Jeder weiß, dass Bodo Ramelow nicht vorhat, in Thüringen den Sozialismus einzuführen. Seine Politik unterscheidet sich nicht wesentlich von der seiner SPD-Ministerpräsidentenkollegin Malu Dreyer in Rheinland-Pfalz. Die AfD arbeitet jedoch beharrlich für das Ziel, ein Bild der Gesellschaft hegemonial zu machen, demzufolge verschwörerische Linke das Land im Griff haben. Die Linken sind an allem schuld. Neben den Ausländern sind sie die Sündenböcke für alle Missstände der Nation. Im AfD-Weltbild ist Ramelow ein SED-Erbe, Merkel ein Honecker-Zögling, die EU eine EUdSSR. Den hasserfüllten Antikommunismus teilt die AfD mit anderen rechten bürgerlichen Parteien. Sie buhlt um Akzeptanz im „bürgerlichen Lager“ mit dem Antikommunismus als Türöffner. In Erfurt stieß sie bei CDU und FDP auf offene Türen. 
Der Protest gegen die Kumpanei kam nicht nur von links. Er kam von Anhängern der Parteien, die sich „die Mitte“ nennen. Kulturschaffende, Bildungseinrichtungen, Politikwissenschaftler, Historiker, Medienleute, die Gewerkschaft der Polizei, der Zentralrat der Juden, Bischöfe der großen Kirchen, Verbände der Sinti und Roma übten laute Kritik am Pakt mit dem Faschisten Höcke. Von „Dammbruch“ und „Tabubruch“ war die Rede. Man zog Vergleiche mit der Weimarer Republik. Zwar ist die Bundesrepublik nicht Weimar und die AfD nicht die NSDAP. Trotzdem wurde eine wichtige Lehre zu Recht beherzigt: Wehret den Anfängen! Rechtspopulisten, die mit Rassismus und Menschenverachtung den Boden für Mord und Terror düngen, gehören politisch isoliert – wenn sie schon nicht verboten sind.

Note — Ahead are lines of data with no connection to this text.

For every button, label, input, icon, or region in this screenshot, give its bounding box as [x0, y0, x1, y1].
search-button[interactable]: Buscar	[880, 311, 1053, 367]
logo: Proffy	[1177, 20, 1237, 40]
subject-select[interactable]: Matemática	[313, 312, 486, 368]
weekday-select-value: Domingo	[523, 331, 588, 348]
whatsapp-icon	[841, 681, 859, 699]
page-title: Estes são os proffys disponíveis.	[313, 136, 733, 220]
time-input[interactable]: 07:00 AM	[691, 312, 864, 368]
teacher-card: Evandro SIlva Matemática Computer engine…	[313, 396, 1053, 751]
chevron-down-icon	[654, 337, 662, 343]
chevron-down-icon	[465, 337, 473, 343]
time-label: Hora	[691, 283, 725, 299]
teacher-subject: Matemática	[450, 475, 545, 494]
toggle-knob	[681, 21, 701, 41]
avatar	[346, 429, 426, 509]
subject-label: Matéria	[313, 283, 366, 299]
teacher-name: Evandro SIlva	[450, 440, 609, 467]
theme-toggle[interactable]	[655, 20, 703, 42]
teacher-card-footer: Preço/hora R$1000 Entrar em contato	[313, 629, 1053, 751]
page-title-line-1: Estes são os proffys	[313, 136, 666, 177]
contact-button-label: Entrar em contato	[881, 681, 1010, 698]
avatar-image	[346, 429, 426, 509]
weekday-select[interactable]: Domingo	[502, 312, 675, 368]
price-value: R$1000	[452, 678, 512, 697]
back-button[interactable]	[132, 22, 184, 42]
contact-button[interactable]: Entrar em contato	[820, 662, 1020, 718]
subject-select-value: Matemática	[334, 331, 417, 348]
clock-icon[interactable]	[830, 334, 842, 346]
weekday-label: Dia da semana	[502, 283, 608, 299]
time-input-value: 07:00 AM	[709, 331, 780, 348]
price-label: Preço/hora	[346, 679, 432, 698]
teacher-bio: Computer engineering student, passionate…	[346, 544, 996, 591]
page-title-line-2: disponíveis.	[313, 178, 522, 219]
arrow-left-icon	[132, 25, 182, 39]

CDU und FDP gehen beschädigt aus der gewollten oder geduldeten Wahlgemeinschaft mit der AfD hervor. Das Dilemma der CDU: Wirbt sie um die Rückgewinnung ihrer nach rechts abgespaltenen Milieus, die heute die AfD einsammelt, dann gefährdet sie ihre unter Merkel mühsam erarbeitete Akzeptanz bei den großstädtischen Mittelschichten. Ohnehin ist sie ohne die Grünen künftig im Bund nicht mehrheitsfähig. Die FDP muss nach Erfurt bangen, bei der Hamburg-Wahl unter 5 Prozent zu sacken. Das Experiment einer diskreten Ausdehnung der „bürgerlichen Koalition“ nach rechts ging vorerst nach hinten los. Man wird weiter daran arbeiten, die AfD koalitionsfähig zu machen. Der nächste Test nach Erfurter Muster kommt bestimmt.